Yes I see what I did wrong.

It is cos^2(phi) = sin^2(phi)

=

cos(phi) = sin(phi)

>>
. Can you see that the final answer should be of the form phi = C.
Yes I guess pi/2 would be correct.

So the equation z^2 = x^2 + y^2 is phi = pi/2 in spherical coord?
 
tnutty said:
Yes I see what I did wrong.

It is cos^2(phi) = sin^2(phi)

=

cos(phi) = sin(phi)

You mean [itex]|\cos(\phi)| = |\sin(\phi)|[/itex]
>>
. Can you see that the final answer should be of the form phi = C.
Yes I guess pi/2 would be correct.

So the equation z^2 = x^2 + y^2 is phi = pi/2 in spherical coord?

Nope.
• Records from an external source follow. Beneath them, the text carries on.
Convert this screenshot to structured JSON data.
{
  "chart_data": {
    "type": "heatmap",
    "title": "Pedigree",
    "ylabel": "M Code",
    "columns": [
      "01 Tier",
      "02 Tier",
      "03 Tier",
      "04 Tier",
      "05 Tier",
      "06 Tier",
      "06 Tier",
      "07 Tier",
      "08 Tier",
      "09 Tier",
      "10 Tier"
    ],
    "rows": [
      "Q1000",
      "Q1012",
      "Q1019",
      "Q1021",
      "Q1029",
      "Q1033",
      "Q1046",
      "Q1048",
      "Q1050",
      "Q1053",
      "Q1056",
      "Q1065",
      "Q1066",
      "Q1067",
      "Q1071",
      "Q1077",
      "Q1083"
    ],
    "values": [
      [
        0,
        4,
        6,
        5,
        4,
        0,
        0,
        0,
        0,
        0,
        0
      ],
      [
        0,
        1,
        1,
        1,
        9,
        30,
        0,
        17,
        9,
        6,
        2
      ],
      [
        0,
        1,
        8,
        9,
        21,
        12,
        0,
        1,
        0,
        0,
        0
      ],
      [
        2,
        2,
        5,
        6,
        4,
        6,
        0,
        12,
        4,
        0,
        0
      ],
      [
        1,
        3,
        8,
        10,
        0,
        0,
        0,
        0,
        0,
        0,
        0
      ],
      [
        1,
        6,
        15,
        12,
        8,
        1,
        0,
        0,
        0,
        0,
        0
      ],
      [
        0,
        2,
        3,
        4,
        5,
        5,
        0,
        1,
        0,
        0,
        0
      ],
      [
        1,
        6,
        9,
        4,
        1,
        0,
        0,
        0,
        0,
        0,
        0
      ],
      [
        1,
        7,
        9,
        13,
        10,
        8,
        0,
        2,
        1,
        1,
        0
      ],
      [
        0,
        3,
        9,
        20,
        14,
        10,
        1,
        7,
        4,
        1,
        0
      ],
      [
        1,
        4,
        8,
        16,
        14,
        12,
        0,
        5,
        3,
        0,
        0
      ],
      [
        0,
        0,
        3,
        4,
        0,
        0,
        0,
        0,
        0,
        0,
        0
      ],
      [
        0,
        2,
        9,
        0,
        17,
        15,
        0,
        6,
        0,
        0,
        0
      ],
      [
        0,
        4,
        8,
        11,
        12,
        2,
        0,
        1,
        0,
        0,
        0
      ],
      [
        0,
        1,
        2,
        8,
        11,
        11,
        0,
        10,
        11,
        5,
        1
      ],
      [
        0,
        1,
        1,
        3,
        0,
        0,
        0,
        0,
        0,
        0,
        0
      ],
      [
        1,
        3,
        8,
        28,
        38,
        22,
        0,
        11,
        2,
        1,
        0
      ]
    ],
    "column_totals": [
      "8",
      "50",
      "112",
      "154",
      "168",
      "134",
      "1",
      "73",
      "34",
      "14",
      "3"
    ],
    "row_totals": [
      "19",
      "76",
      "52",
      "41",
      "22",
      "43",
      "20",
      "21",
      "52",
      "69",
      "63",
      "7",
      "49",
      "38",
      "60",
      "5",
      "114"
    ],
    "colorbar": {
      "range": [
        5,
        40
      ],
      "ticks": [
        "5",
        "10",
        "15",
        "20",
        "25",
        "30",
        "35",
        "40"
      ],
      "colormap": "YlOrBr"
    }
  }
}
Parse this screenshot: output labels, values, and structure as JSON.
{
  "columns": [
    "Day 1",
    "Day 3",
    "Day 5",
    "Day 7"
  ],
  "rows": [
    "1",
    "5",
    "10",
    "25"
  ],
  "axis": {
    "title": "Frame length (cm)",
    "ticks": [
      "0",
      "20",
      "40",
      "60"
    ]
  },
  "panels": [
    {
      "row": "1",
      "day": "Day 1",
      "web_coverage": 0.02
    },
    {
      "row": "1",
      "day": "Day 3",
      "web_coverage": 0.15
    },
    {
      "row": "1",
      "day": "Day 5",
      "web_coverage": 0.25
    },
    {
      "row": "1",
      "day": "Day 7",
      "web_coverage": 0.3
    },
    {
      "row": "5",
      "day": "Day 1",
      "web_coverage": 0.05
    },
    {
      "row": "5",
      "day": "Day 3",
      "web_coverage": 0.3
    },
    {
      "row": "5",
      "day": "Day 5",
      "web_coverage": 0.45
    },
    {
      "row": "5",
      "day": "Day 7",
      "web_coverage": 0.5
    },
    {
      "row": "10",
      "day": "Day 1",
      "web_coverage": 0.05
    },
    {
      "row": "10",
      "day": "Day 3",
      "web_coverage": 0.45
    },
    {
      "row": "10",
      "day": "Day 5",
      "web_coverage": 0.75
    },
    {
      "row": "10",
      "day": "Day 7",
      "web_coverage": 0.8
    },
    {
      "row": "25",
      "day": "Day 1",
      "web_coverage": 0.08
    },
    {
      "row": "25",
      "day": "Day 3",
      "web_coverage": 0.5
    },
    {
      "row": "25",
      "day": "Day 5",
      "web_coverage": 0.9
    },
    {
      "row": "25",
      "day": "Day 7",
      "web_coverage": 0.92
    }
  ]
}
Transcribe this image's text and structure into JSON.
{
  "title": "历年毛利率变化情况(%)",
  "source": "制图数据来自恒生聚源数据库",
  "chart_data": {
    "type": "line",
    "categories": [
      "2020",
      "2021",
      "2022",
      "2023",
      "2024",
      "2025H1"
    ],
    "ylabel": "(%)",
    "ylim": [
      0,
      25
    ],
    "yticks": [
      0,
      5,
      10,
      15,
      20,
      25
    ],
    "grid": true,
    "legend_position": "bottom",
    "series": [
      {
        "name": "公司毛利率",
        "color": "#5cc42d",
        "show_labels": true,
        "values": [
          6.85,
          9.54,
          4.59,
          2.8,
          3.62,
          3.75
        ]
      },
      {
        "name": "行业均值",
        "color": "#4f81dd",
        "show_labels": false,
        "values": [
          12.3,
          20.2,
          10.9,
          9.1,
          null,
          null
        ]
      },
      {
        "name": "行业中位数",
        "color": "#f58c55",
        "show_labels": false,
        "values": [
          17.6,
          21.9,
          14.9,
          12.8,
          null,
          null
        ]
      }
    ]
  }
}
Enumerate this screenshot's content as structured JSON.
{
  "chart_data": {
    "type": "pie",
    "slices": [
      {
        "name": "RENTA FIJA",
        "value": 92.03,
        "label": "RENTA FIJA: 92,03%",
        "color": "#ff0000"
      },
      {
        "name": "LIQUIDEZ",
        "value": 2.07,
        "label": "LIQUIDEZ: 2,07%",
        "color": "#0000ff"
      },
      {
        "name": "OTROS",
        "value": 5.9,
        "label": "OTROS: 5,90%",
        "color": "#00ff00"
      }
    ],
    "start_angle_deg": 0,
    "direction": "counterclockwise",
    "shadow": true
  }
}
Guess again. Think about [itex]|\tan(\phi)| = 1[/itex].
 
tnutty said:
I mean pi/4.

Remember [itex]\tan(\phi)[/itex] can be ± 1. [itex]\pi/4[/itex] will get you the top half of the cone. What value of [itex]\phi[/itex] will get you the bottom half?
 
-pi/4 ?

would this be ok : plus/minus : n*pi/4n : where n is a integer. OR no because phi is limited to 0 <= phi <= pi
 
tnutty said:
-pi/4 ?

would this be ok :


plus/minus : n*pi/4n : where n is a integer. OR no because phi is limited to 0 <= phi <= pi

So if phi is between 0 and pi, what value gives the bottom half of the cone? Visualize the surface.
 
Is there a bottom half? I don't think it will be within bounds because
only pi/4 would solve | tan(phi) | = 1 where 0<= phi <= pi.

| tan( -pi/4) |= 1 but that's no within bounds and

|tan( 5pi/4 ) |= 1 but that's also not within bounds, and those 2 points are the
next points which satisfies the equation.
 
Yes, there is a bottom half. In your original xyz equation z can be negative. Draw a sketch of the cone, top and bottom. Just look at it. There obviously is a [itex]\phi[/itex] that gives the bottom half.